16 Sep 2021

Allen & Overy hires six-partner team from Linklaters ally Webber Wentzel in Johannesburg

UK Magic Circle firm reaffirms faith in South Africa market as 'key part' of its strategy in Africa

Alexandra Clüver, Alessandra Pardini and Ryan Nelson

Allen & Overy (A&O) has reaffirmed its faith in South Africa as a strategic base for wider Africa work with the hire a six-partner team from Linklaters ally Webber Wentzel to bolster its banking and finance offering in Johannesburg.

The team, which specialises in banking and projects matters, consists of partners Ryan Nelson, Alexandra Clüver, Alessandra Pardini, Alexandra Felekis, Gillian Niven and Mongezi Dladla. 

The move comes after the UK giant lost its Johannesburg managing partner, banking and finance specialist Lionel Shawe, to White & Case back in April. He joined the US firm seven years after spearheading A&O’s Johannesburg launch in 2014. 

Nelson, who re-joins A&O after previously working in its London headquarters as a senior associate between 2006 and 2011, will lead the firm’s local banking practice. Dual qualified to practise South African and English law, his experience covers general corporate lending, acquisition finance, leveraged finance, real estate finance, fund finance, project finance and restructuring. 

Clüver, meanwhile, focuses her practice on the development and financing of projects in the energy, infrastructure and oil and gas sectors in South Africa and the wider Sub-Saharan Africa region for domestic and international clients alike. A partner at Webber Wentzel for more than a decade, including four years as head of its project finance team, she handles equity and debt funding structures as well as private equity and secondary market activities. 

Pardini, who held roles at regional firms Rudolph Bernstein & Associates and Roodt prior to joining Webber Wentzel in 2021, has extensive experience advising clients on construction and project development in the mining, energy and infrastructure sectors.

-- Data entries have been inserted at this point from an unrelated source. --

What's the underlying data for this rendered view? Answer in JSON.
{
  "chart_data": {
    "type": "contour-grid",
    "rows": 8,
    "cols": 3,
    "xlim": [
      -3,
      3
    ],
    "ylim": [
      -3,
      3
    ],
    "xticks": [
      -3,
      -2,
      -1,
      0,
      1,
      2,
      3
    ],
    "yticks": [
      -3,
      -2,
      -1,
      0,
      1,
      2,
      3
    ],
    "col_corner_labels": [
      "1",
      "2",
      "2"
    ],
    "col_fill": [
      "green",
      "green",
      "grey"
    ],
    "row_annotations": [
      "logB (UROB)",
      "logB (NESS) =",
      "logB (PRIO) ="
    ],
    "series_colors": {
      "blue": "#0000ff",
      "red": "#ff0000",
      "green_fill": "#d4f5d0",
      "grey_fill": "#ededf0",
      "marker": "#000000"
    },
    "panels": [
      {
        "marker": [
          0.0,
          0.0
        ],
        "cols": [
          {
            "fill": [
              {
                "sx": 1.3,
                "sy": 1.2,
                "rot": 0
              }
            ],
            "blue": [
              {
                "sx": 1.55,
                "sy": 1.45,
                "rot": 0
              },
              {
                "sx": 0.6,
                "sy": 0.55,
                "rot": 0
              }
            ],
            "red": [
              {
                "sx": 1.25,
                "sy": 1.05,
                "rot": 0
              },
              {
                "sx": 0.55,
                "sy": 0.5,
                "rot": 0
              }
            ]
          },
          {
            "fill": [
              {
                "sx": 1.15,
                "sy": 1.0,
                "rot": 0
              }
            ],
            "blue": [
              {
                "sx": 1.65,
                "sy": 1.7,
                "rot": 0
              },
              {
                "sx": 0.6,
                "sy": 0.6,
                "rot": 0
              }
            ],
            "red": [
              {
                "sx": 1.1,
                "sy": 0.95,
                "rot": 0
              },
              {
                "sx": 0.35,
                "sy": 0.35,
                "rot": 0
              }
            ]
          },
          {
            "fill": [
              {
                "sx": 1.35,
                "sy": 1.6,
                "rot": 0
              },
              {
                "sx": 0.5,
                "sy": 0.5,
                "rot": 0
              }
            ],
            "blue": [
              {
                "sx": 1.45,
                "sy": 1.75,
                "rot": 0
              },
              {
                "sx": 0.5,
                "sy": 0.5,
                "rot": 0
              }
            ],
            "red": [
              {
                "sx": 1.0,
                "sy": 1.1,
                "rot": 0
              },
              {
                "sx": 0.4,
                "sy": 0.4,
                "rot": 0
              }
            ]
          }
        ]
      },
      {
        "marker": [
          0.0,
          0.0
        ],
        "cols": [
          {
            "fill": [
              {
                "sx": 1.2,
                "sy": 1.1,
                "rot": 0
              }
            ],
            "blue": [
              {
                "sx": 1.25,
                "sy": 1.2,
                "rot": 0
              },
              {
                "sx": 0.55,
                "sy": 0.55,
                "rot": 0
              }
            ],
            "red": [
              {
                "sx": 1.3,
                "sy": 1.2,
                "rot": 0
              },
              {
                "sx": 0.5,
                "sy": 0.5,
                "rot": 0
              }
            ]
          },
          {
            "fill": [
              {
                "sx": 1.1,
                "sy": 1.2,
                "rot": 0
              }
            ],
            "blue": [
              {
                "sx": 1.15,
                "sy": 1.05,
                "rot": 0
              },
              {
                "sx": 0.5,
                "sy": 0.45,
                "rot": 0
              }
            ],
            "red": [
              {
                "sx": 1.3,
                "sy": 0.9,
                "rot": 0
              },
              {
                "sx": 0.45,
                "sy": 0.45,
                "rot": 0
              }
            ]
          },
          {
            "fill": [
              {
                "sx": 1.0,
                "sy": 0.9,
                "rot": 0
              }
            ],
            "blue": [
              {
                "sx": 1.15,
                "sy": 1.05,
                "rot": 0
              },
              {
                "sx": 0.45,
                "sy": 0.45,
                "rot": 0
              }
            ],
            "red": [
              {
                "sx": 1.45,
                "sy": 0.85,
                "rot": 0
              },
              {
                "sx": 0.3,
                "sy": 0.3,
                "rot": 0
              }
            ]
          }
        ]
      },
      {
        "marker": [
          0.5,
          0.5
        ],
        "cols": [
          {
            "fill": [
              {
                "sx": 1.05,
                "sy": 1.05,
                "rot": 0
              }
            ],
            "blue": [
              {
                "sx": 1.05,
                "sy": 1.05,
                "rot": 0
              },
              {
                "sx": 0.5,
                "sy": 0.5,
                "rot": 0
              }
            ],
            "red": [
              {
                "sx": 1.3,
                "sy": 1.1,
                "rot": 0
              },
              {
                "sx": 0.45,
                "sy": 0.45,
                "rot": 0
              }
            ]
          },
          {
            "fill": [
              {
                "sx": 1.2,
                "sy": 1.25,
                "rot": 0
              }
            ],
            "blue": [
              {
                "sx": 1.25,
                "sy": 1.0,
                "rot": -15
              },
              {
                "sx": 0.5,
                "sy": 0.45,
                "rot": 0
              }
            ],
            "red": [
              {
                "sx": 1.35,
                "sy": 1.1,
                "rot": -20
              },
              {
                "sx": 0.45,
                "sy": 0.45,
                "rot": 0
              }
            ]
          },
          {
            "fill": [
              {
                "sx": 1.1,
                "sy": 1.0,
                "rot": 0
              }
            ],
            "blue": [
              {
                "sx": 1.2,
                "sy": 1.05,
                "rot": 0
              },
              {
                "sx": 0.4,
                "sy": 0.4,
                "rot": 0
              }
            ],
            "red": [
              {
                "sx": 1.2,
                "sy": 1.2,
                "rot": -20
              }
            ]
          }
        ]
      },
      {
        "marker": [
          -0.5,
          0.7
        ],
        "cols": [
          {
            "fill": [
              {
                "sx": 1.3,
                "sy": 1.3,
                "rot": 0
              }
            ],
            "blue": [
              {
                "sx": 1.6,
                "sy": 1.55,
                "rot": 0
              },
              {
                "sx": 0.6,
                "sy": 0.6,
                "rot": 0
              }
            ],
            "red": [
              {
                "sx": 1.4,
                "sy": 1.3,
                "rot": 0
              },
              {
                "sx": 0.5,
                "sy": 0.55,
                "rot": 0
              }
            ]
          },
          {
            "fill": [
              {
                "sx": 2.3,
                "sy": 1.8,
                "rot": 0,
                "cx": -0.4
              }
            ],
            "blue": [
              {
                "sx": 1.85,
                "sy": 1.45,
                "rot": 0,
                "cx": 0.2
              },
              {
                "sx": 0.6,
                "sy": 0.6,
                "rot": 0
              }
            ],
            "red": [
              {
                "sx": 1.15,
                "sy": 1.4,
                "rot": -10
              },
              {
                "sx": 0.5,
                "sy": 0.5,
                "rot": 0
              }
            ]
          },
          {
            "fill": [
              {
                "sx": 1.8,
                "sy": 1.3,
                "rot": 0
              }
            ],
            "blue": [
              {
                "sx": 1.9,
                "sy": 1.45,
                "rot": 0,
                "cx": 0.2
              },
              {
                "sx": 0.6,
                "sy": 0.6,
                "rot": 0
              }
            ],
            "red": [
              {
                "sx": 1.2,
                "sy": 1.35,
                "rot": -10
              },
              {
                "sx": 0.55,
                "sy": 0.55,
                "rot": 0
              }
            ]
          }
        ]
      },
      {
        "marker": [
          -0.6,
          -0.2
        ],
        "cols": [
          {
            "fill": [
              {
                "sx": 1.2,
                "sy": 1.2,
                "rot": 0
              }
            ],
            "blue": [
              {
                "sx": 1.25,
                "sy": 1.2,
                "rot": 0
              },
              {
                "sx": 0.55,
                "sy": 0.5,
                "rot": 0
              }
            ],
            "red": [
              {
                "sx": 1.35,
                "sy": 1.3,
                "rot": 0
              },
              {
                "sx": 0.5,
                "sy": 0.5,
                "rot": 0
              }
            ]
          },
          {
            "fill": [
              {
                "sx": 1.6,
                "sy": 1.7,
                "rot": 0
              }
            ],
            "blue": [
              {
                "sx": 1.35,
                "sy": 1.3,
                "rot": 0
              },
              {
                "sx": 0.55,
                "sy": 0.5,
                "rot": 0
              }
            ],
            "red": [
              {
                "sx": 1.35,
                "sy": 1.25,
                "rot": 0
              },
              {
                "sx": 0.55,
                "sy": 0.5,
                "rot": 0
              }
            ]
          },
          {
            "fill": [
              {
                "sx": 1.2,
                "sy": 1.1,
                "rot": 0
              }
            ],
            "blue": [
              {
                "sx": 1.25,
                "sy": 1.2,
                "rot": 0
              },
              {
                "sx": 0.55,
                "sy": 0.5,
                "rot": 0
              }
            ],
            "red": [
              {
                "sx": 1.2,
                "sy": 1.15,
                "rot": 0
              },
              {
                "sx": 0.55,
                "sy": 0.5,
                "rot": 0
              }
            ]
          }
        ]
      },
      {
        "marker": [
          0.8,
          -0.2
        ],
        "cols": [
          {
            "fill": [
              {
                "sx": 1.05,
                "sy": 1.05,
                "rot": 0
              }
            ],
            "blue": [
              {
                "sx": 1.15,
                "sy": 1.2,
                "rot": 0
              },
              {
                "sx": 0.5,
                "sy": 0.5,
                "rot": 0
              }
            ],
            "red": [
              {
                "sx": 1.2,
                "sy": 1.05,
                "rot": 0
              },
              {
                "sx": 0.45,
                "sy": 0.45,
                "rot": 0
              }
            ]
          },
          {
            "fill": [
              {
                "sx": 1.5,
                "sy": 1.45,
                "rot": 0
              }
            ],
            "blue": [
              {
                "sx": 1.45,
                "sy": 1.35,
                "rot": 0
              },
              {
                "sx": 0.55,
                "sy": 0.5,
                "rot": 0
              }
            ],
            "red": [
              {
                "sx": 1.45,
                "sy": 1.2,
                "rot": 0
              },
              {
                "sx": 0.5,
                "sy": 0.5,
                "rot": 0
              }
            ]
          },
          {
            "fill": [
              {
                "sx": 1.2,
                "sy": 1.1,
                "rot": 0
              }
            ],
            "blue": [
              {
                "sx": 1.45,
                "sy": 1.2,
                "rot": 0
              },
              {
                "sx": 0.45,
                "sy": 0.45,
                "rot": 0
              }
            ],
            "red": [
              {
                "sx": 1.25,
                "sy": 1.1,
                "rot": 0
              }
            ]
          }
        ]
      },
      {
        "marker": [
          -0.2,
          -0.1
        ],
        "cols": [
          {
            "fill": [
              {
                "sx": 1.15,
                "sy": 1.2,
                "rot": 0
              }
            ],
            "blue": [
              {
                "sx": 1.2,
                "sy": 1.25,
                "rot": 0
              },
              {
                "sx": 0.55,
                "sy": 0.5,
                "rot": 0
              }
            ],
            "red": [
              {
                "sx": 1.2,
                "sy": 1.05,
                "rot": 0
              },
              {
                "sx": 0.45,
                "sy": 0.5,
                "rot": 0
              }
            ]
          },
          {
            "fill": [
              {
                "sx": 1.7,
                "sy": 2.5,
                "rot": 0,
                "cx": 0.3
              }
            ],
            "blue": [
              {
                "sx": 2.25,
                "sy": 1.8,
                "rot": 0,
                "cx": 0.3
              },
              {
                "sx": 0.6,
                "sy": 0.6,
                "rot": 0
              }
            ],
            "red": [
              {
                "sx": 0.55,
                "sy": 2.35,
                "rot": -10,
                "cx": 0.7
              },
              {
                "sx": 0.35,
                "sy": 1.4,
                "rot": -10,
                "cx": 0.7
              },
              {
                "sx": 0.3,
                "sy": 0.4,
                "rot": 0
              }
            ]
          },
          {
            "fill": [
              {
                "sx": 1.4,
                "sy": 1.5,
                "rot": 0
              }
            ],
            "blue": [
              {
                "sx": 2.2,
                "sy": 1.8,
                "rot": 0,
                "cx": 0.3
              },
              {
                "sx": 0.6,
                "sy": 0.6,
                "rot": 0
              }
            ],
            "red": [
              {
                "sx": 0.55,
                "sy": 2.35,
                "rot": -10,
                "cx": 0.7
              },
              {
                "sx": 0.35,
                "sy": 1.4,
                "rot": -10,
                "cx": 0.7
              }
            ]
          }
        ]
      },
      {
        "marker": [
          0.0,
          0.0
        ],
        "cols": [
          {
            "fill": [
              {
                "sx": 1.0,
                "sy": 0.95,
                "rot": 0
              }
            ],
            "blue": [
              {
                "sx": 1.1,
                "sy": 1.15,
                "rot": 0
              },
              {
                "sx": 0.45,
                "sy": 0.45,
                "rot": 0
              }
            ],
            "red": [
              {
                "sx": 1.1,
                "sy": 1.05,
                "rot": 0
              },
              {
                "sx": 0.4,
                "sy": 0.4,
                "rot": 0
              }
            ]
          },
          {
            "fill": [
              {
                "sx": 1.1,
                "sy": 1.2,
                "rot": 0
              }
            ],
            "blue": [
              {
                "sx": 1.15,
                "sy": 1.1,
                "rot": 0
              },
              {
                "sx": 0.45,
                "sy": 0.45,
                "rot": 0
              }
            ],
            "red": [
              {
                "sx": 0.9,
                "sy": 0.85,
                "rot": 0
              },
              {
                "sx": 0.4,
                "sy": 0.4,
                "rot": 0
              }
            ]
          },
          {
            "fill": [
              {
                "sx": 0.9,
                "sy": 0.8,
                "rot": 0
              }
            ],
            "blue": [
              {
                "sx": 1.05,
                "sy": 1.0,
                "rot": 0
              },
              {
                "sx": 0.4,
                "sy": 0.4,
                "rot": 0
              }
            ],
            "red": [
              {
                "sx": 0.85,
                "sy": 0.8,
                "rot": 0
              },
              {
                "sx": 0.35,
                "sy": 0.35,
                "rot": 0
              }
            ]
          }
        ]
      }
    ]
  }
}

Her specific focus lies in engineering, procurement and construction arrangements, as well as operations and maintenance contracts and power purchase agreements and concessions and public private partnership arrangements. 

Clüver and Pardini will be joined in A&O’s projects team by partners Felekis, Niven and Dladla, who all specialise in matters across the mining, energy and infrastructure sectors, covering environmental and regulatory as well as construction and financing expertise. 

With this crop of senior hires, the UK firm intends to capitalise on the recent developments in South Africa’s green energy push as well as pursuing energy and infrastructure opportunities in the wider Southern and Sub-Saharan Africa region. 

Wim Dejonghe, A&O’s senior partner, identified South Africa as a key part of the firm’s broader Africa strategy, explaining that the new hires will work closely with its other banking and projects groups across its global network on transactions and disputes throughout Africa. 

Johannesburg managing partner Gerhard Rudolph said: “By focusing on the complete integration of the new teams into the wider network, we will ensure that our South African banking and projects practices enjoy the full benefit of A&O’s global platform and vice versa.”

South Africa's economy enjoyed a buoyant start to 2021 with analysts predicting growth of more than 4%. However, there are concerns that riots in July prompted by the arrest of former president Jacob Zuma combined with a third wave of Covid-19 lockdown measures may derail the economic recovery.

A&O’s on-the-ground Africa presence includes one other base in Casablanca, which it opened in 2011 when it became the first of the UK Magic Circle firms to establish a physical presence in Morocco. Its wider Africa group consists of 150 lawyers from its network of offices across Europe, Asia Pacific, the Middle East and the Americas. 

Earlier this year, the firm reported a 5% jump in revenue to £1.77bn against a 17% jump in profit per equity partner, marking a strong rebound in PEP after a 1.7% fall last year to hit £1.90m.